Quantitative research in the social and behavioral sciences relies heavily on nonlinear posterior functionals such as indirect effects, standardized coefficients, effect sizes, intraclass correlations, and multilevel variance-explained measures. The posterior standard deviation (PostSD) is the default uncertainty summary for these quantities, yet it presupposes a correctly specified model. When the working model is wrong, as is common with behavioral data that exhibit heavy tails and heteroskedasticity, PostSD can severely underestimate the frequentist standard error. The nonparametric bootstrap offers robustness but requires repeated MCMC refits, while the delta method demands a separate analytic gradient derivation for every new functional. The infinitesimal jackknife standard error (Giordano & Broderick, 2023) sidesteps both limitations: it approximates the bootstrap variance through influence functions computed from a single MCMC run, applies to any posterior functional without modification, and requires no analytic derivatives. We discuss the use the IJSE methodology at both the observation level and the cluster level and evaluate it through four simulation studies covering six functionals from mediation analysis, ANOVA, and multilevel modeling, which are commonly used in the social and behavioral sciences. Under misspecification, PostSD substantially underestimated the true standard error across all settings, whereas IJSE closely tracked the bootstrap at a fraction of the computational cost. Under correct specification all three methods agreed, confirming that IJSE introduces no distortion when the model is right. These results show IJSE as a practical, general-purpose tool for robust uncertainty quantification in Bayesian workflows throughout the social and behavioral sciences

翻译：社会科学与行为科学中的定量研究高度依赖非线性后验泛函，例如间接效应、标准化系数、效应量、组内相关系数以及多水平方差解释度量。
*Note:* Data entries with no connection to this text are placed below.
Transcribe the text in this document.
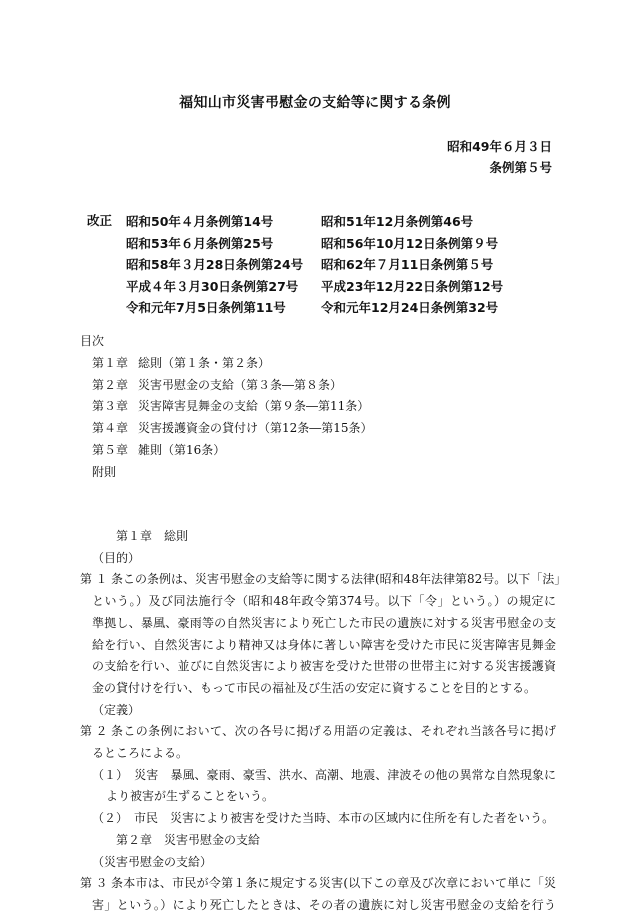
福知山市災害弔慰金の支給等に関する条例
昭和49年６月３日
条例第５号
改正 昭和50年４月条例第14号	昭和51年12月条例第46号
昭和53年６月条例第25号	昭和56年10月12日条例第９号
昭和58年３月28日条例第24号	昭和62年７月11日条例第５号
平成４年３月30日条例第27号	平成23年12月22日条例第12号
令和元年7月5日条例第11号	令和元年12月24日条例第32号
目次
第１章 総則（第１条・第２条）
第２章 災害弔慰金の支給（第３条―第８条）
第３章 災害障害見舞金の支給（第９条―第11条）
第４章 災害援護資金の貸付け（第12条―第15条）
第５章 雑則（第16条）
附則
第１章　総則
（目的）
第１条この条例は、災害弔慰金の支給等に関する法律(昭和48年法律第82号。以下「法」
という。）及び同法施行令（昭和48年政令第374号。以下「令」という。）の規定に
準拠し、暴風、豪雨等の自然災害により死亡した市民の遺族に対する災害弔慰金の支
給を行い、自然災害により精神又は身体に著しい障害を受けた市民に災害障害見舞金
の支給を行い、並びに自然災害により被害を受けた世帯の世帯主に対する災害援護資
金の貸付けを行い、もって市民の福祉及び生活の安定に資することを目的とする。
（定義）
第２条この条例において、次の各号に掲げる用語の定義は、それぞれ当該各号に掲げ
るところによる。
（１）　 災害　 暴風、豪雨、豪雪、洪水、高潮、地震、津波その他の異常な自然現象に
より被害が生ずることをいう。
（２）　 市民　 災害により被害を受けた当時、本市の区域内に住所を有した者をいう。
第２章　災害弔慰金の支給
（災害弔慰金の支給）
第３条本市は、市民が令第１条に規定する災害(以下この章及び次章において単に「災
害」という。）により死亡したときは、その者の遺族に対し災害弔慰金の支給を行う
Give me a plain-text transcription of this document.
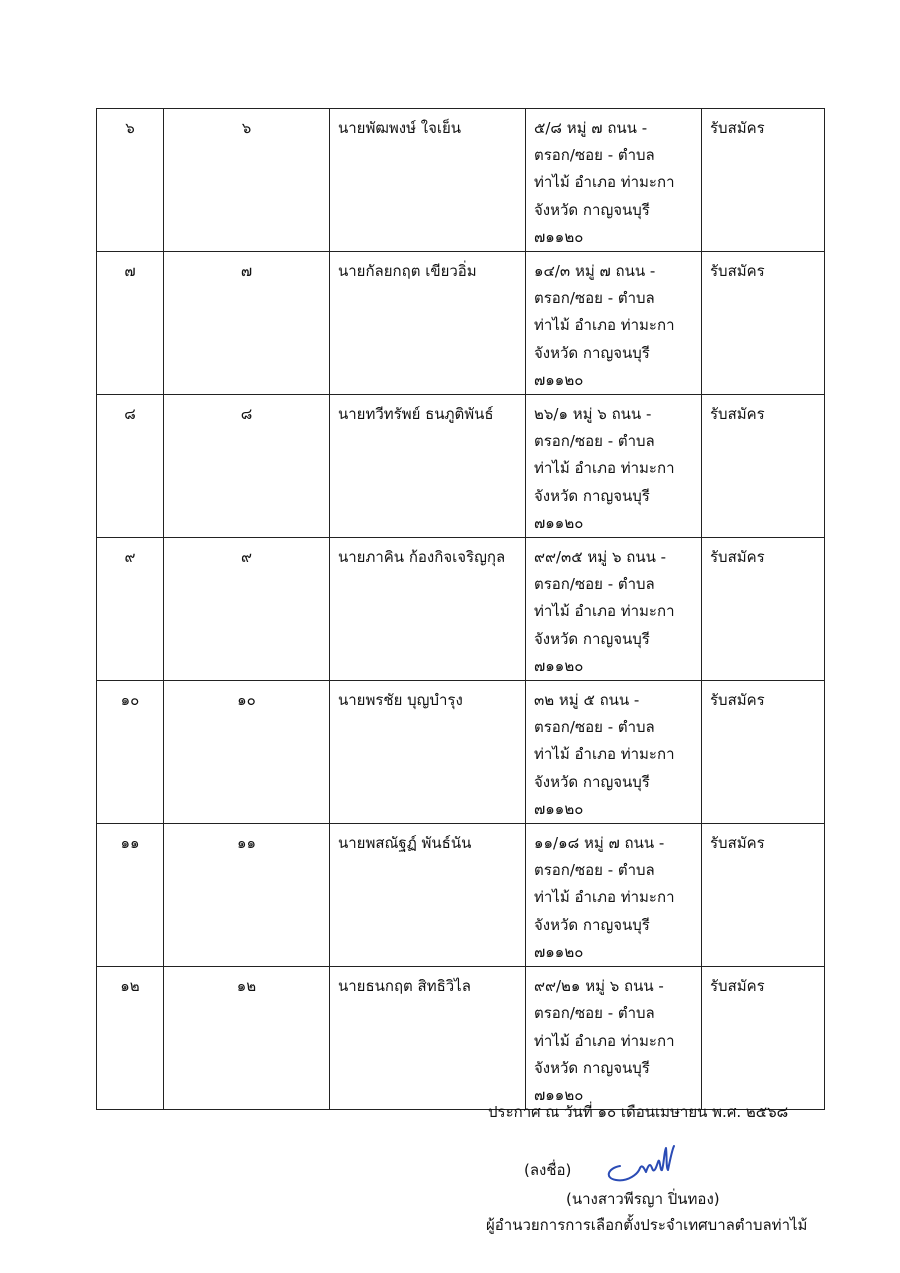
๖	๖	นายพัฒพงษ์ ใจเย็น	๕/๘ หมู่ ๗ ถนน -
ตรอก/ซอย - ตำบล
ท่าไม้ อำเภอ ท่ามะกา
จังหวัด กาญจนบุรี
๗๑๑๒๐	รับสมัคร
๗	๗	นายกัลยกฤต เขียวอิ่ม	๑๔/๓ หมู่ ๗ ถนน -
ตรอก/ซอย - ตำบล
ท่าไม้ อำเภอ ท่ามะกา
จังหวัด กาญจนบุรี
๗๑๑๒๐	รับสมัคร
๘	๘	นายทวีทรัพย์ ธนภูติพันธ์	๒๖/๑ หมู่ ๖ ถนน -
ตรอก/ซอย - ตำบล
ท่าไม้ อำเภอ ท่ามะกา
จังหวัด กาญจนบุรี
๗๑๑๒๐	รับสมัคร
๙	๙	นายภาคิน ก้องกิจเจริญกุล	๙๙/๓๕ หมู่ ๖ ถนน -
ตรอก/ซอย - ตำบล
ท่าไม้ อำเภอ ท่ามะกา
จังหวัด กาญจนบุรี
๗๑๑๒๐	รับสมัคร
๑๐	๑๐	นายพรชัย บุญบำรุง	๓๒ หมู่ ๕ ถนน -
ตรอก/ซอย - ตำบล
ท่าไม้ อำเภอ ท่ามะกา
จังหวัด กาญจนบุรี
๗๑๑๒๐	รับสมัคร
๑๑	๑๑	นายพสณัฐฏ์ พันธ์นัน	๑๑/๑๘ หมู่ ๗ ถนน -
ตรอก/ซอย - ตำบล
ท่าไม้ อำเภอ ท่ามะกา
จังหวัด กาญจนบุรี
๗๑๑๒๐	รับสมัคร
๑๒	๑๒	นายธนกฤต สิทธิวิไล	๙๙/๒๑ หมู่ ๖ ถนน -
ตรอก/ซอย - ตำบล
ท่าไม้ อำเภอ ท่ามะกา
จังหวัด กาญจนบุรี
๗๑๑๒๐	รับสมัคร
ประกาศ ณ วันที่ ๑๐ เดือนเมษายน พ.ศ. ๒๕๖๘
(ลงชื่อ)
(นางสาวพีรญา ปิ่นทอง)
ผู้อำนวยการการเลือกตั้งประจำเทศบาลตำบลท่าไม้
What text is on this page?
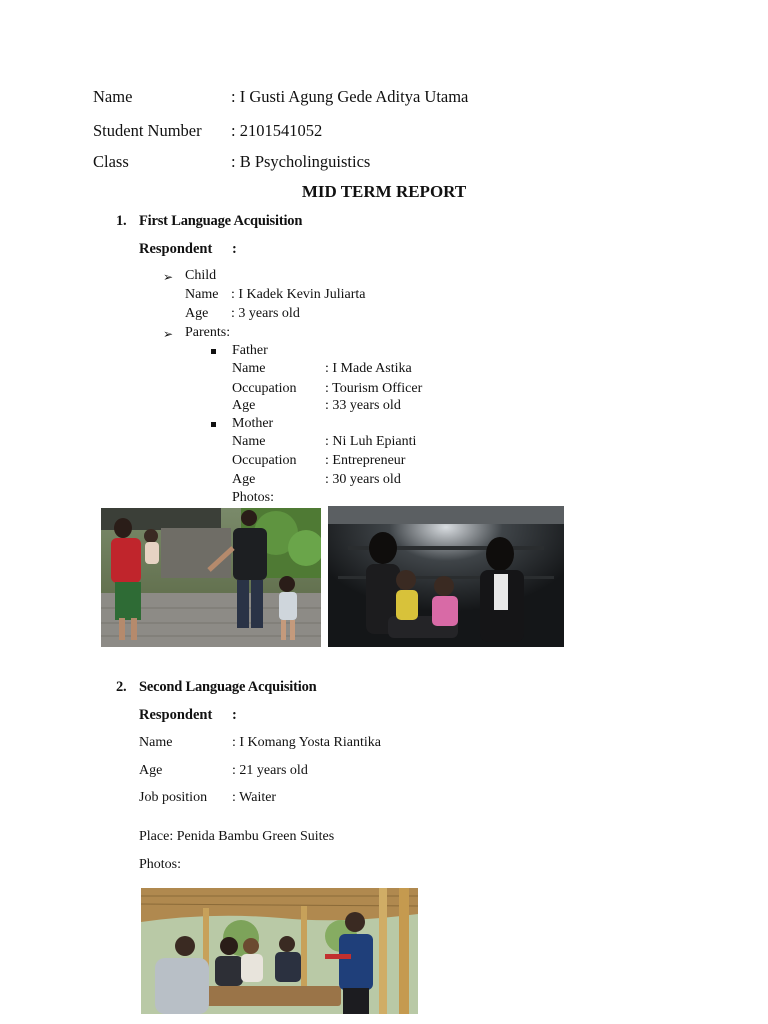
Name	: I Gusti Agung Gede Aditya Utama
Student Number : 2101541052
Class	: B Psycholinguistics
MID TERM REPORT
1. First Language Acquisition
Respondent :
➢ Child
Name : I Kadek Kevin Juliarta
Age : 3 years old
➢ Parents:
Father
Name	: I Made Astika
Occupation : Tourism Officer
Age	: 33 years old
Mother
Name	: Ni Luh Epianti
Occupation : Entrepreneur
Age	: 30 years old
Photos:
2. Second Language Acquisition
Respondent :
Name	: I Komang Yosta Riantika
Age	: 21 years old
Job position : Waiter
Place: Penida Bambu Green Suites
Photos:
后验标准差是这些量值的默认不确定性汇总指标，但其前提是模型设定正确。当工作模型错误时（如行为数据常见厚尾与异方差性），后验标准差可能严重低估频率学派标准误。非参数自举法虽提供稳健性，但需重复进行马尔可夫链蒙特卡洛重拟合，而德尔塔法则需为每个新泛函单独推导解析梯度。无穷小刀切标准误（Giordano & Broderick, 2023）同时规避了这两点局限：它通过单次MCMC运行计算影响函数来近似自举方差，无需修改即可适用于任意后验泛函，且无需解析导数。我们讨论在观测层级与聚类层级使用IJSE方法，并通过四项模拟研究对其评估，涵盖中介分析、方差分析与多水平建模中常用的六种泛函（广泛应用于社会科学与行为科学）。在模型误设下，后验标准差在所有设置中均大幅低估真实标准误，而IJSE以极低计算成本紧密追踪自举法结果。在模型正确设定下，三种方法结果一致，证实IJSE在模型正确时不会引入失真。这些结果表明IJSE可作为社会科学与行为科学贝叶斯工作流中实现稳健不确定性量化的实用通用工具。